Although some have suggested that the "New VTA" campaign is also intended to boost its image in preparation of a likely 1/8 cent sales tax increase on the ballot in November, VTA is also taking a significant risk with the new bus service plan that may have a greater impact on the election.
Primarily to inform riders with a series of bus changes, the "New VTA" campaign is likely to be forgotten soon after January 14. However, it will not help VTA's effort to boost its image in time for election if the ridership does not turn around with the new service plan. A part of its financial problem is the low farebox recovery, which is tied to ridership and route productivity besides labor cost.
As VTA staff continues its outreach to inform riders, complaints are pouring on regarding some key service changes. One of them is the elimination of line 85, which connects Downtown San Jose with the Valley Medical Center. After January 14, riders will have to take line 23 to San Carlos and Bascom, crossing San Carlos then Bascom (6 lanes), and transfer to line 61 or 62. Other changes generated complaints include the elimination of bus service on certain streets in Cupertino and in the Evergreen area.
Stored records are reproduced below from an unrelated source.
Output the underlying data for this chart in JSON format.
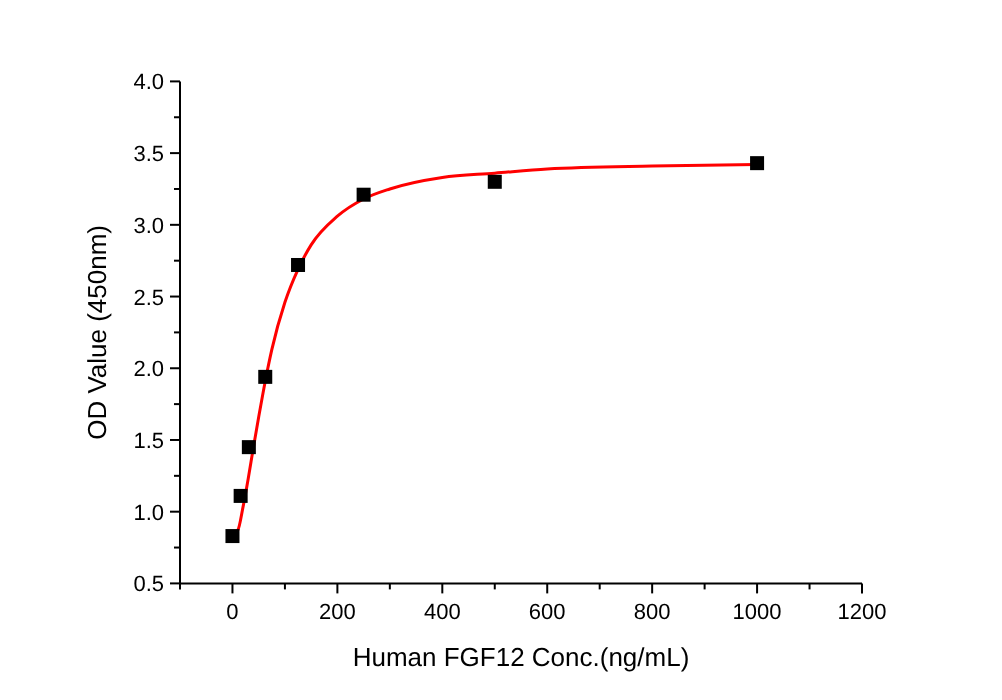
{
  "chart_data": {
    "type": "scatter",
    "xlabel": "Human FGF12 Conc.(ng/mL)",
    "ylabel": "OD Value (450nm)",
    "xlim": [
      -100,
      1200
    ],
    "ylim": [
      0.5,
      4.0
    ],
    "xticks": [
      {
        "value": -100,
        "label": null
      },
      0,
      {
        "value": 100,
        "label": null
      },
      200,
      {
        "value": 300,
        "label": null
      },
      400,
      {
        "value": 500,
        "label": null
      },
      600,
      {
        "value": 700,
        "label": null
      },
      800,
      {
        "value": 900,
        "label": null
      },
      1000,
      {
        "value": 1100,
        "label": null
      },
      1200
    ],
    "yticks": [
      {
        "value": 0.5,
        "label": "0.5"
      },
      {
        "value": 0.75,
        "label": null
      },
      {
        "value": 1,
        "label": "1.0"
      },
      {
        "value": 1.25,
        "label": null
      },
      {
        "value": 1.5,
        "label": "1.5"
      },
      {
        "value": 1.75,
        "label": null
      },
      {
        "value": 2,
        "label": "2.0"
      },
      {
        "value": 2.25,
        "label": null
      },
      {
        "value": 2.5,
        "label": "2.5"
      },
      {
        "value": 2.75,
        "label": null
      },
      {
        "value": 3,
        "label": "3.0"
      },
      {
        "value": 3.25,
        "label": null
      },
      {
        "value": 3.5,
        "label": "3.5"
      },
      {
        "value": 3.75,
        "label": null
      },
      {
        "value": 4,
        "label": "4.0"
      }
    ],
    "series": [
      {
        "type": "line",
        "color": "#ff0000",
        "marker": "none",
        "x": [
          0,
          10,
          20,
          30,
          40,
          50,
          62.5,
          75,
          100,
          125,
          150,
          200,
          250,
          300,
          400,
          500,
          600,
          800,
          1000
        ],
        "values": [
          0.85,
          0.87,
          1.03,
          1.23,
          1.45,
          1.66,
          1.91,
          2.13,
          2.46,
          2.69,
          2.86,
          3.06,
          3.18,
          3.25,
          3.33,
          3.36,
          3.39,
          3.41,
          3.42
        ]
      },
      {
        "color": "#000000",
        "marker": "square",
        "x": [
          0,
          15.6,
          31.25,
          62.5,
          125,
          250,
          500,
          1000
        ],
        "values": [
          0.83,
          1.11,
          1.45,
          1.94,
          2.72,
          3.21,
          3.3,
          3.43
        ]
      }
    ]
  }
}
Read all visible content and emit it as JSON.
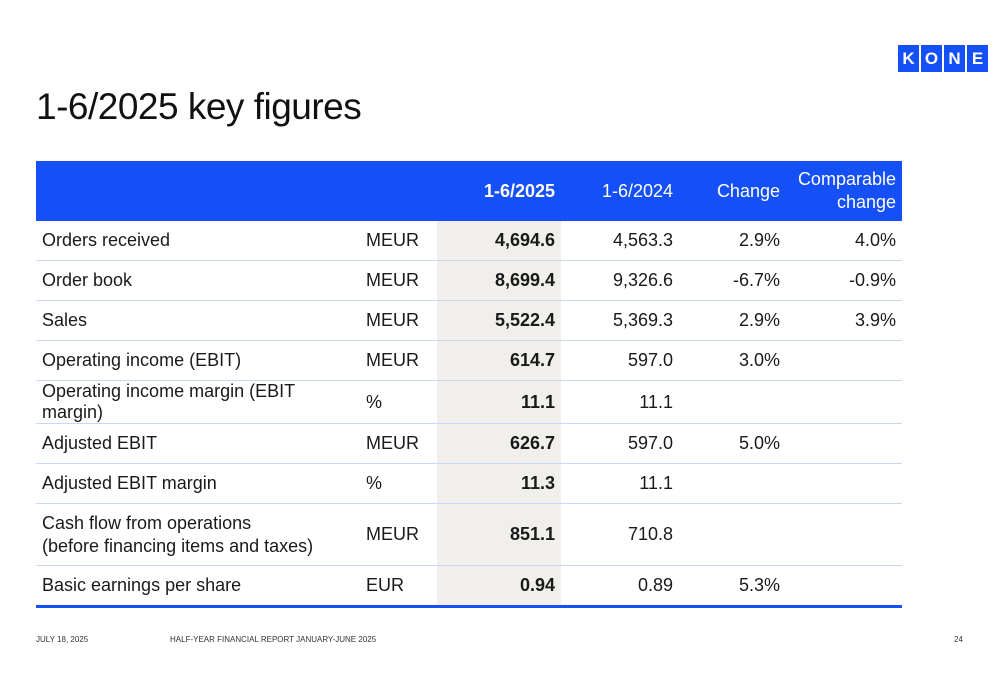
{
  "logo": {
    "letters": [
      "K",
      "O",
      "N",
      "E"
    ]
  },
  "title": "1-6/2025 key figures",
  "table": {
    "headers": [
      "",
      "",
      "1-6/2025",
      "1-6/2024",
      "Change",
      "Comparable change"
    ],
    "rows": [
      {
        "label": "Orders received",
        "unit": "MEUR",
        "cur": "4,694.6",
        "prev": "4,563.3",
        "change": "2.9%",
        "comp": "4.0%"
      },
      {
        "label": "Order book",
        "unit": "MEUR",
        "cur": "8,699.4",
        "prev": "9,326.6",
        "change": "-6.7%",
        "comp": "-0.9%"
      },
      {
        "label": "Sales",
        "unit": "MEUR",
        "cur": "5,522.4",
        "prev": "5,369.3",
        "change": "2.9%",
        "comp": "3.9%"
      },
      {
        "label": "Operating income (EBIT)",
        "unit": "MEUR",
        "cur": "614.7",
        "prev": "597.0",
        "change": "3.0%",
        "comp": ""
      },
      {
        "label": "Operating income margin (EBIT margin)",
        "unit": "%",
        "cur": "11.1",
        "prev": "11.1",
        "change": "",
        "comp": ""
      },
      {
        "label": "Adjusted EBIT",
        "unit": "MEUR",
        "cur": "626.7",
        "prev": "597.0",
        "change": "5.0%",
        "comp": ""
      },
      {
        "label": "Adjusted EBIT margin",
        "unit": "%",
        "cur": "11.3",
        "prev": "11.1",
        "change": "",
        "comp": ""
      },
      {
        "label": "Cash flow from operations",
        "label2": "(before financing items and taxes)",
        "unit": "MEUR",
        "cur": "851.1",
        "prev": "710.8",
        "change": "",
        "comp": ""
      },
      {
        "label": "Basic earnings per share",
        "unit": "EUR",
        "cur": "0.94",
        "prev": "0.89",
        "change": "5.3%",
        "comp": ""
      }
    ]
  },
  "footer": {
    "date": "JULY 18, 2025",
    "report": "HALF-YEAR FINANCIAL REPORT JANUARY-JUNE 2025",
    "page": "24"
  },
  "colors": {
    "accent": "#1450f5",
    "highlight_col": "#f1efec"
  }
}
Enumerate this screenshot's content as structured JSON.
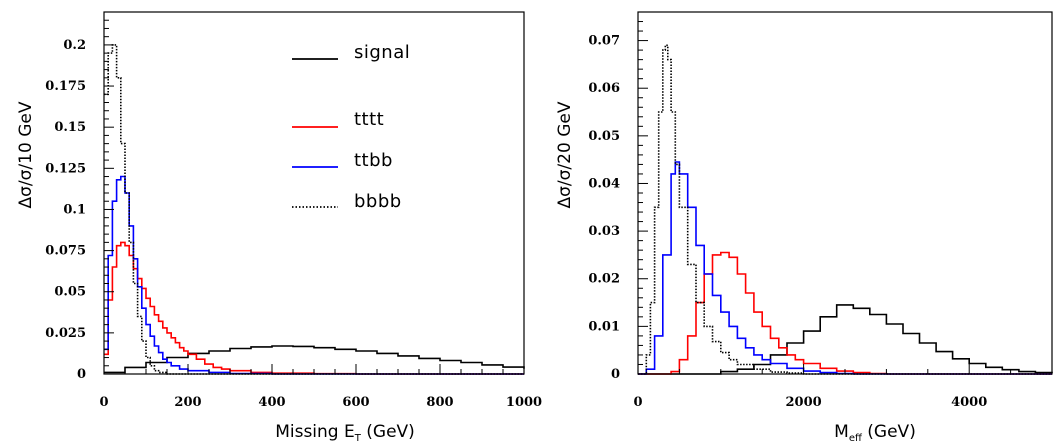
{
  "chart_data": [
    {
      "type": "line",
      "step": true,
      "xlabel": "Missing E_T (GeV)",
      "xlabel_main": "Missing E",
      "xlabel_sub": "T",
      "xlabel_unit": " (GeV)",
      "ylabel": "Δσ/σ/10 GeV",
      "xlim": [
        0,
        1000
      ],
      "ylim": [
        0,
        0.22
      ],
      "x_ticks": [
        0,
        200,
        400,
        600,
        800,
        1000
      ],
      "x_tick_labels": [
        "0",
        "200",
        "400",
        "600",
        "800",
        "1000"
      ],
      "y_ticks": [
        0,
        0.025,
        0.05,
        0.075,
        0.1,
        0.125,
        0.15,
        0.175,
        0.2
      ],
      "y_tick_labels": [
        "0",
        "0.025",
        "0.05",
        "0.075",
        "0.1",
        "0.125",
        "0.15",
        "0.175",
        "0.2"
      ],
      "legend": "top-right",
      "series": [
        {
          "name": "signal",
          "color": "#000000",
          "dash": "solid",
          "points": [
            [
              0,
              0.001
            ],
            [
              50,
              0.004
            ],
            [
              100,
              0.007
            ],
            [
              150,
              0.01
            ],
            [
              200,
              0.0125
            ],
            [
              250,
              0.014
            ],
            [
              300,
              0.0155
            ],
            [
              350,
              0.0165
            ],
            [
              400,
              0.017
            ],
            [
              450,
              0.0168
            ],
            [
              500,
              0.016
            ],
            [
              550,
              0.015
            ],
            [
              600,
              0.014
            ],
            [
              650,
              0.0125
            ],
            [
              700,
              0.011
            ],
            [
              750,
              0.0095
            ],
            [
              800,
              0.0082
            ],
            [
              850,
              0.007
            ],
            [
              900,
              0.0055
            ],
            [
              950,
              0.0042
            ],
            [
              1000,
              0.0032
            ]
          ]
        },
        {
          "name": "tttt",
          "color": "#ff0000",
          "dash": "solid",
          "points": [
            [
              0,
              0.012
            ],
            [
              10,
              0.045
            ],
            [
              20,
              0.065
            ],
            [
              30,
              0.078
            ],
            [
              40,
              0.08
            ],
            [
              50,
              0.078
            ],
            [
              60,
              0.072
            ],
            [
              70,
              0.064
            ],
            [
              80,
              0.058
            ],
            [
              90,
              0.052
            ],
            [
              100,
              0.046
            ],
            [
              110,
              0.041
            ],
            [
              120,
              0.036
            ],
            [
              130,
              0.032
            ],
            [
              140,
              0.028
            ],
            [
              150,
              0.025
            ],
            [
              160,
              0.022
            ],
            [
              170,
              0.019
            ],
            [
              180,
              0.016
            ],
            [
              190,
              0.014
            ],
            [
              200,
              0.012
            ],
            [
              220,
              0.009
            ],
            [
              240,
              0.006
            ],
            [
              260,
              0.004
            ],
            [
              280,
              0.003
            ],
            [
              300,
              0.002
            ],
            [
              350,
              0.001
            ],
            [
              400,
              0.0005
            ],
            [
              500,
              0.0002
            ],
            [
              600,
              0
            ],
            [
              1000,
              0
            ]
          ]
        },
        {
          "name": "ttbb",
          "color": "#0000ff",
          "dash": "solid",
          "points": [
            [
              0,
              0.015
            ],
            [
              10,
              0.072
            ],
            [
              20,
              0.105
            ],
            [
              30,
              0.118
            ],
            [
              40,
              0.12
            ],
            [
              50,
              0.11
            ],
            [
              60,
              0.09
            ],
            [
              70,
              0.07
            ],
            [
              80,
              0.053
            ],
            [
              90,
              0.04
            ],
            [
              100,
              0.03
            ],
            [
              110,
              0.023
            ],
            [
              120,
              0.017
            ],
            [
              130,
              0.013
            ],
            [
              140,
              0.009
            ],
            [
              150,
              0.007
            ],
            [
              160,
              0.005
            ],
            [
              180,
              0.003
            ],
            [
              200,
              0.002
            ],
            [
              250,
              0.001
            ],
            [
              300,
              0.0003
            ],
            [
              400,
              0
            ],
            [
              1000,
              0
            ]
          ]
        },
        {
          "name": "bbbb",
          "color": "#000000",
          "dash": "dotted",
          "points": [
            [
              0,
              0.17
            ],
            [
              10,
              0.195
            ],
            [
              20,
              0.2
            ],
            [
              30,
              0.18
            ],
            [
              40,
              0.14
            ],
            [
              50,
              0.11
            ],
            [
              60,
              0.08
            ],
            [
              70,
              0.055
            ],
            [
              80,
              0.035
            ],
            [
              90,
              0.02
            ],
            [
              100,
              0.01
            ],
            [
              110,
              0.005
            ],
            [
              120,
              0.002
            ],
            [
              130,
              0.001
            ],
            [
              150,
              0
            ],
            [
              1000,
              0
            ]
          ]
        }
      ]
    },
    {
      "type": "line",
      "step": true,
      "xlabel": "M_eff (GeV)",
      "xlabel_main": "M",
      "xlabel_sub": "eff",
      "xlabel_unit": " (GeV)",
      "ylabel": "Δσ/σ/20 GeV",
      "xlim": [
        0,
        5000
      ],
      "ylim": [
        0,
        0.076
      ],
      "x_ticks": [
        0,
        2000,
        4000
      ],
      "x_tick_labels": [
        "0",
        "2000",
        "4000"
      ],
      "y_ticks": [
        0,
        0.01,
        0.02,
        0.03,
        0.04,
        0.05,
        0.06,
        0.07
      ],
      "y_tick_labels": [
        "0",
        "0.01",
        "0.02",
        "0.03",
        "0.04",
        "0.05",
        "0.06",
        "0.07"
      ],
      "series": [
        {
          "name": "signal",
          "color": "#000000",
          "dash": "solid",
          "points": [
            [
              0,
              0
            ],
            [
              800,
              0
            ],
            [
              1000,
              0.0005
            ],
            [
              1200,
              0.001
            ],
            [
              1400,
              0.002
            ],
            [
              1600,
              0.004
            ],
            [
              1800,
              0.0065
            ],
            [
              2000,
              0.009
            ],
            [
              2200,
              0.012
            ],
            [
              2400,
              0.0145
            ],
            [
              2500,
              0.0145
            ],
            [
              2600,
              0.0138
            ],
            [
              2800,
              0.0125
            ],
            [
              3000,
              0.0105
            ],
            [
              3200,
              0.0085
            ],
            [
              3400,
              0.0065
            ],
            [
              3600,
              0.0047
            ],
            [
              3800,
              0.0032
            ],
            [
              4000,
              0.0022
            ],
            [
              4200,
              0.0014
            ],
            [
              4400,
              0.0009
            ],
            [
              4600,
              0.0005
            ],
            [
              4800,
              0.0003
            ],
            [
              5000,
              0.0002
            ]
          ]
        },
        {
          "name": "tttt",
          "color": "#ff0000",
          "dash": "solid",
          "points": [
            [
              0,
              0
            ],
            [
              300,
              0
            ],
            [
              400,
              0.0005
            ],
            [
              500,
              0.003
            ],
            [
              600,
              0.008
            ],
            [
              700,
              0.015
            ],
            [
              800,
              0.021
            ],
            [
              900,
              0.025
            ],
            [
              1000,
              0.0255
            ],
            [
              1100,
              0.0245
            ],
            [
              1200,
              0.021
            ],
            [
              1300,
              0.017
            ],
            [
              1400,
              0.013
            ],
            [
              1500,
              0.01
            ],
            [
              1600,
              0.0075
            ],
            [
              1700,
              0.0055
            ],
            [
              1800,
              0.004
            ],
            [
              1900,
              0.003
            ],
            [
              2000,
              0.0022
            ],
            [
              2200,
              0.0012
            ],
            [
              2400,
              0.0006
            ],
            [
              2600,
              0.0003
            ],
            [
              2800,
              0.0001
            ],
            [
              3000,
              0
            ],
            [
              5000,
              0
            ]
          ]
        },
        {
          "name": "ttbb",
          "color": "#0000ff",
          "dash": "solid",
          "points": [
            [
              0,
              0
            ],
            [
              100,
              0.001
            ],
            [
              200,
              0.008
            ],
            [
              300,
              0.025
            ],
            [
              400,
              0.042
            ],
            [
              450,
              0.0445
            ],
            [
              500,
              0.042
            ],
            [
              600,
              0.035
            ],
            [
              700,
              0.027
            ],
            [
              800,
              0.021
            ],
            [
              900,
              0.0165
            ],
            [
              1000,
              0.013
            ],
            [
              1100,
              0.01
            ],
            [
              1200,
              0.0075
            ],
            [
              1300,
              0.0055
            ],
            [
              1400,
              0.004
            ],
            [
              1500,
              0.003
            ],
            [
              1600,
              0.0022
            ],
            [
              1800,
              0.0012
            ],
            [
              2000,
              0.0006
            ],
            [
              2200,
              0.0003
            ],
            [
              2400,
              0.0001
            ],
            [
              2600,
              0
            ],
            [
              5000,
              0
            ]
          ]
        },
        {
          "name": "bbbb",
          "color": "#000000",
          "dash": "dotted",
          "points": [
            [
              0,
              0
            ],
            [
              100,
              0.004
            ],
            [
              150,
              0.015
            ],
            [
              200,
              0.035
            ],
            [
              250,
              0.055
            ],
            [
              300,
              0.068
            ],
            [
              330,
              0.069
            ],
            [
              360,
              0.066
            ],
            [
              400,
              0.055
            ],
            [
              450,
              0.044
            ],
            [
              500,
              0.035
            ],
            [
              600,
              0.023
            ],
            [
              700,
              0.015
            ],
            [
              800,
              0.01
            ],
            [
              900,
              0.0068
            ],
            [
              1000,
              0.0045
            ],
            [
              1100,
              0.003
            ],
            [
              1200,
              0.002
            ],
            [
              1400,
              0.001
            ],
            [
              1600,
              0.0004
            ],
            [
              1800,
              0.0002
            ],
            [
              2000,
              0
            ],
            [
              5000,
              0
            ]
          ]
        }
      ]
    }
  ]
}
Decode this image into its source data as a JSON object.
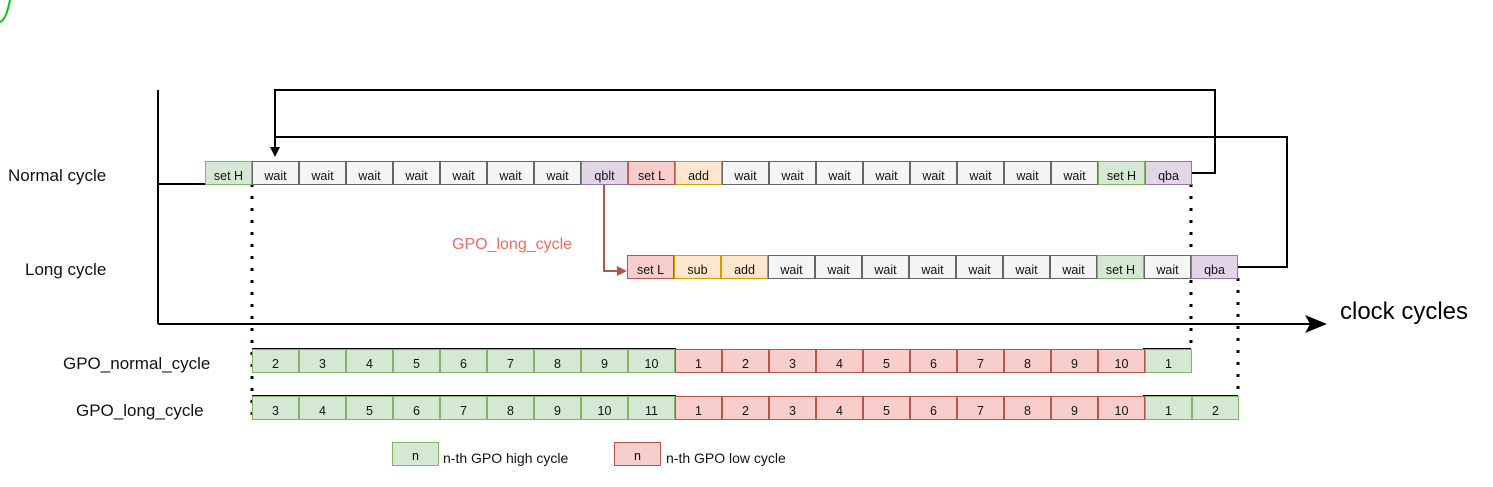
{
  "row_labels": {
    "normal_cycle": "Normal cycle",
    "long_cycle": "Long cycle",
    "gpo_normal_cycle": "GPO_normal_cycle",
    "gpo_long_cycle": "GPO_long_cycle"
  },
  "axis_label": "clock cycles",
  "branch_label": "GPO_long_cycle",
  "normal_cycle_instructions": [
    {
      "label": "set H",
      "kind": "high"
    },
    {
      "label": "wait",
      "kind": "wait"
    },
    {
      "label": "wait",
      "kind": "wait"
    },
    {
      "label": "wait",
      "kind": "wait"
    },
    {
      "label": "wait",
      "kind": "wait"
    },
    {
      "label": "wait",
      "kind": "wait"
    },
    {
      "label": "wait",
      "kind": "wait"
    },
    {
      "label": "wait",
      "kind": "wait"
    },
    {
      "label": "qblt",
      "kind": "branch"
    },
    {
      "label": "set L",
      "kind": "low"
    },
    {
      "label": "add",
      "kind": "arith"
    },
    {
      "label": "wait",
      "kind": "wait"
    },
    {
      "label": "wait",
      "kind": "wait"
    },
    {
      "label": "wait",
      "kind": "wait"
    },
    {
      "label": "wait",
      "kind": "wait"
    },
    {
      "label": "wait",
      "kind": "wait"
    },
    {
      "label": "wait",
      "kind": "wait"
    },
    {
      "label": "wait",
      "kind": "wait"
    },
    {
      "label": "wait",
      "kind": "wait"
    },
    {
      "label": "set H",
      "kind": "high"
    },
    {
      "label": "qba",
      "kind": "branch"
    }
  ],
  "long_cycle_instructions": [
    {
      "label": "set L",
      "kind": "low"
    },
    {
      "label": "sub",
      "kind": "arith"
    },
    {
      "label": "add",
      "kind": "arith"
    },
    {
      "label": "wait",
      "kind": "wait"
    },
    {
      "label": "wait",
      "kind": "wait"
    },
    {
      "label": "wait",
      "kind": "wait"
    },
    {
      "label": "wait",
      "kind": "wait"
    },
    {
      "label": "wait",
      "kind": "wait"
    },
    {
      "label": "wait",
      "kind": "wait"
    },
    {
      "label": "wait",
      "kind": "wait"
    },
    {
      "label": "set H",
      "kind": "high"
    },
    {
      "label": "wait",
      "kind": "wait"
    },
    {
      "label": "qba",
      "kind": "branch"
    }
  ],
  "gpo_normal_cycle": [
    {
      "label": "2",
      "level": "high"
    },
    {
      "label": "3",
      "level": "high"
    },
    {
      "label": "4",
      "level": "high"
    },
    {
      "label": "5",
      "level": "high"
    },
    {
      "label": "6",
      "level": "high"
    },
    {
      "label": "7",
      "level": "high"
    },
    {
      "label": "8",
      "level": "high"
    },
    {
      "label": "9",
      "level": "high"
    },
    {
      "label": "10",
      "level": "high"
    },
    {
      "label": "1",
      "level": "low"
    },
    {
      "label": "2",
      "level": "low"
    },
    {
      "label": "3",
      "level": "low"
    },
    {
      "label": "4",
      "level": "low"
    },
    {
      "label": "5",
      "level": "low"
    },
    {
      "label": "6",
      "level": "low"
    },
    {
      "label": "7",
      "level": "low"
    },
    {
      "label": "8",
      "level": "low"
    },
    {
      "label": "9",
      "level": "low"
    },
    {
      "label": "10",
      "level": "low"
    },
    {
      "label": "1",
      "level": "high"
    }
  ],
  "gpo_long_cycle": [
    {
      "label": "3",
      "level": "high"
    },
    {
      "label": "4",
      "level": "high"
    },
    {
      "label": "5",
      "level": "high"
    },
    {
      "label": "6",
      "level": "high"
    },
    {
      "label": "7",
      "level": "high"
    },
    {
      "label": "8",
      "level": "high"
    },
    {
      "label": "9",
      "level": "high"
    },
    {
      "label": "10",
      "level": "high"
    },
    {
      "label": "11",
      "level": "high"
    },
    {
      "label": "1",
      "level": "low"
    },
    {
      "label": "2",
      "level": "low"
    },
    {
      "label": "3",
      "level": "low"
    },
    {
      "label": "4",
      "level": "low"
    },
    {
      "label": "5",
      "level": "low"
    },
    {
      "label": "6",
      "level": "low"
    },
    {
      "label": "7",
      "level": "low"
    },
    {
      "label": "8",
      "level": "low"
    },
    {
      "label": "9",
      "level": "low"
    },
    {
      "label": "10",
      "level": "low"
    },
    {
      "label": "1",
      "level": "high"
    },
    {
      "label": "2",
      "level": "high"
    }
  ],
  "legend": {
    "high": {
      "box": "n",
      "text": "n-th GPO high cycle"
    },
    "low": {
      "box": "n",
      "text": "n-th GPO low cycle"
    }
  },
  "colors": {
    "high_fill": "#d5e8d4",
    "high_stroke": "#82b366",
    "low_fill": "#f8cecc",
    "low_stroke": "#b85450",
    "wait_fill": "#f5f5f5",
    "wait_stroke": "#666666",
    "arith_fill": "#ffe6cc",
    "arith_stroke": "#d79b00",
    "branch_fill": "#e1d5e7",
    "branch_stroke": "#9673a6",
    "branch_arrow": "#b85450",
    "branch_label": "#ea6b66"
  }
}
Transit riders that have their services eliminated are likely to leave VTA permanently soon after the January 14 change, as they switch to other forms of transportation.
However, VTA is also increasing service on some routes and adding new express lines. Despite these service improvements have the potential to generate riders, it can take a year or more to fulfill, especially considering new bus lines don't generate the same publicity and excitement as opening of a new rail extension. VTA is not going to run full buses on lines 181 and 168 on January 15. Riders are not going to immediately flock to line 23 just because an additional bus has been added each hour.
There's a strong chance that VTA will see reduced ridership resulted from the bus service plan before the election, and that's not good news for VTA.